Initial data quality assessment occurs in a similar manner as for the analysis of SEC–SAXS data and is described in greater detail by Graewert et al. (2020). In brief, CHROMIXS (Panjkovich & Svergun, 2018) is launched and either automated or manual inspection is used to determine sample peaks and buffer regions for each run number. The corresponding sample and buffer frames are used for background subtraction, and then scaled and averaged. These ready-for-analysis SAXS profiles can be passed on to the SASFLOW pipeline for automated analysis or opened in PRIMUS from the ATSAS package (Manalastas-Cantos et al., 2021).

Thus, from each sample region, a set of overall SAXS parameters (potentially including R_g, D_max, MW_SAXS) can be retrieved as well as the calculation of the real-space distance distribution function [p(r) profile]. The latter is obtained through an indirect transform of the SAXS profile (Svergun et al., 2013), and, for a monodisperse dilute macromolecule, assumes values related to the number of lines joining two points at distance r within it. Therefore it provides information on its size and shape and can be passed on to the DAMMIF ab initio bead modelling routine (Franke & Svergun, 2009) to obtain a 3D low-resolution reconstruction of the shape. For the protein experiments, the concentration-independent MW_SAXS from a combined scattering invariant approach utilizing Bayesian inference was used (Hajizadeh, Franke, Svergun & Jeffries, 2018).

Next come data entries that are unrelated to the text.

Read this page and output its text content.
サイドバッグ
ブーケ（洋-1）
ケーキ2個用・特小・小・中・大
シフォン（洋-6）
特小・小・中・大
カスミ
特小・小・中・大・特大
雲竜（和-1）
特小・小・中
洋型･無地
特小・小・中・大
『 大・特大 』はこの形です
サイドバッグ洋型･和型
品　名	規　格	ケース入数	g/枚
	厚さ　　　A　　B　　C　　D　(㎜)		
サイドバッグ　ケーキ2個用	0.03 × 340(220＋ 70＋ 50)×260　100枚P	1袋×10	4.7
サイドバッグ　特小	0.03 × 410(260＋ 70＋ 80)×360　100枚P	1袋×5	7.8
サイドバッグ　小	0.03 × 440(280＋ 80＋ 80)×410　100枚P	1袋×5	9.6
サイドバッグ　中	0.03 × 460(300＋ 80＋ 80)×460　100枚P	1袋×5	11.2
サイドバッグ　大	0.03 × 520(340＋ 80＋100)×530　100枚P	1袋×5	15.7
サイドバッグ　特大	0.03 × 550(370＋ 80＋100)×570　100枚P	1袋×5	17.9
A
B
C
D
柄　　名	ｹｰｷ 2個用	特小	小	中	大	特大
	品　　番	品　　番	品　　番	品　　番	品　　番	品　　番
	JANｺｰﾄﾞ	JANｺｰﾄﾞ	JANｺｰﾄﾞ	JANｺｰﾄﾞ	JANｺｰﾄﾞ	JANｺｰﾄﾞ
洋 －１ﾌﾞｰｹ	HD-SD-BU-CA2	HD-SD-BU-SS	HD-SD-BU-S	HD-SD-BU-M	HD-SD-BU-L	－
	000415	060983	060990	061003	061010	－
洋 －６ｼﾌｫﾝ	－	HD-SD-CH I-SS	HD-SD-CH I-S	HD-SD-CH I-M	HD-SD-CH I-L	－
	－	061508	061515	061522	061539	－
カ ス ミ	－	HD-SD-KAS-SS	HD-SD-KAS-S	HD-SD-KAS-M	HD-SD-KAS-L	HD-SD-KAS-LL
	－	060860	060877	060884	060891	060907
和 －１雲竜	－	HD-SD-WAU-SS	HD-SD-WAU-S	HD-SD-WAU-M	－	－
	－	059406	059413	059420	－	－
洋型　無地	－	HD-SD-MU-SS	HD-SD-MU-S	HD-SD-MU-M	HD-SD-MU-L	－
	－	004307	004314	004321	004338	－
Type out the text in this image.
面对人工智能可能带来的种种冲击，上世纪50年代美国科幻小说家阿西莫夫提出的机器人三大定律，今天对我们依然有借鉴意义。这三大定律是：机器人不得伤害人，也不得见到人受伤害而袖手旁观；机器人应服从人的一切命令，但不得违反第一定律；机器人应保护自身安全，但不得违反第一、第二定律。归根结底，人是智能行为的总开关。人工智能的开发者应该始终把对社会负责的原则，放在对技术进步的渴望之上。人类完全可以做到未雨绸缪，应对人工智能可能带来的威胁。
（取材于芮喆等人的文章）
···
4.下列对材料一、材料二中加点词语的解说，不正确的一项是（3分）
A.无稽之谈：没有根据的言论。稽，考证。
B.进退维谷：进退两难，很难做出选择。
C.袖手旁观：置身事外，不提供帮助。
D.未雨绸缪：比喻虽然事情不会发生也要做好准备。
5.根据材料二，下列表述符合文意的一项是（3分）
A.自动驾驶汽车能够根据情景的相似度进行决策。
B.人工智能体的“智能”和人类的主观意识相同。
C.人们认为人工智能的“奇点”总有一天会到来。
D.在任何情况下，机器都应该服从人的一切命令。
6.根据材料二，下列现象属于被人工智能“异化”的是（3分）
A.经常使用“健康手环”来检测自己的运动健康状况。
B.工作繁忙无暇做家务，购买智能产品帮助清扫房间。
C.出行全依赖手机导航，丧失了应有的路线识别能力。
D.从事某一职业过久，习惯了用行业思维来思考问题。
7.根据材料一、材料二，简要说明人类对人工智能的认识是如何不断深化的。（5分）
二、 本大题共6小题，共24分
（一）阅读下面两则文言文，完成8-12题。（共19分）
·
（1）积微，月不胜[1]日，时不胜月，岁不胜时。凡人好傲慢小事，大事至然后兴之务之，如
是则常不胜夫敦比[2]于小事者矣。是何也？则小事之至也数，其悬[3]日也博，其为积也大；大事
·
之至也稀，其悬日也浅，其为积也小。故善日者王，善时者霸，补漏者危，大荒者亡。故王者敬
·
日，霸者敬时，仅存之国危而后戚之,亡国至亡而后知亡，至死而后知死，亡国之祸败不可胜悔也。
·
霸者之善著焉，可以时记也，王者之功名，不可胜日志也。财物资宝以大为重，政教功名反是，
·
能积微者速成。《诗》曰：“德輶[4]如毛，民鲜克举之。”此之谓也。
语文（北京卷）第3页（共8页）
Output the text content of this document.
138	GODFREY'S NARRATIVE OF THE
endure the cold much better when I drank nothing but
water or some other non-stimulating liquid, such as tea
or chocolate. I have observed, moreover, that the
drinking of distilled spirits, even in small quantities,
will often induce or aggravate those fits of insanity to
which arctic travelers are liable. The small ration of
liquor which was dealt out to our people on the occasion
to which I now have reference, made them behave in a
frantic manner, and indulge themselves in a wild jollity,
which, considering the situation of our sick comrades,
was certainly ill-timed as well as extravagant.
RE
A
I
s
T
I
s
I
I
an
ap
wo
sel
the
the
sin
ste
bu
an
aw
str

In addition, the fits of the theoretical scattering curves were used to assess the quality of the obtained SAXS data. For this the program CRYSOL (Svergun et al., 1995) was used as implemented in ATSAS 4.0.

In addition, scripts are in place for using ATSAS in command line. Experience has shown that it can be beneficial to first average ten frames, then select corresponding buffer frames for subtraction and then running the command AUTORG across all subtracted data allowing the retrieval of the values for the forward scattering I(0) and R_g for each set of averaged frames.

The experimental SAXS data have been deposited with the SASBDB (Valentini et al., 2015, Kikhney et al., 2020).

5. Related literature

The following reference, not cited in the main body of the paper, has been cited in the supporting information (available online): Witos et al. (2020).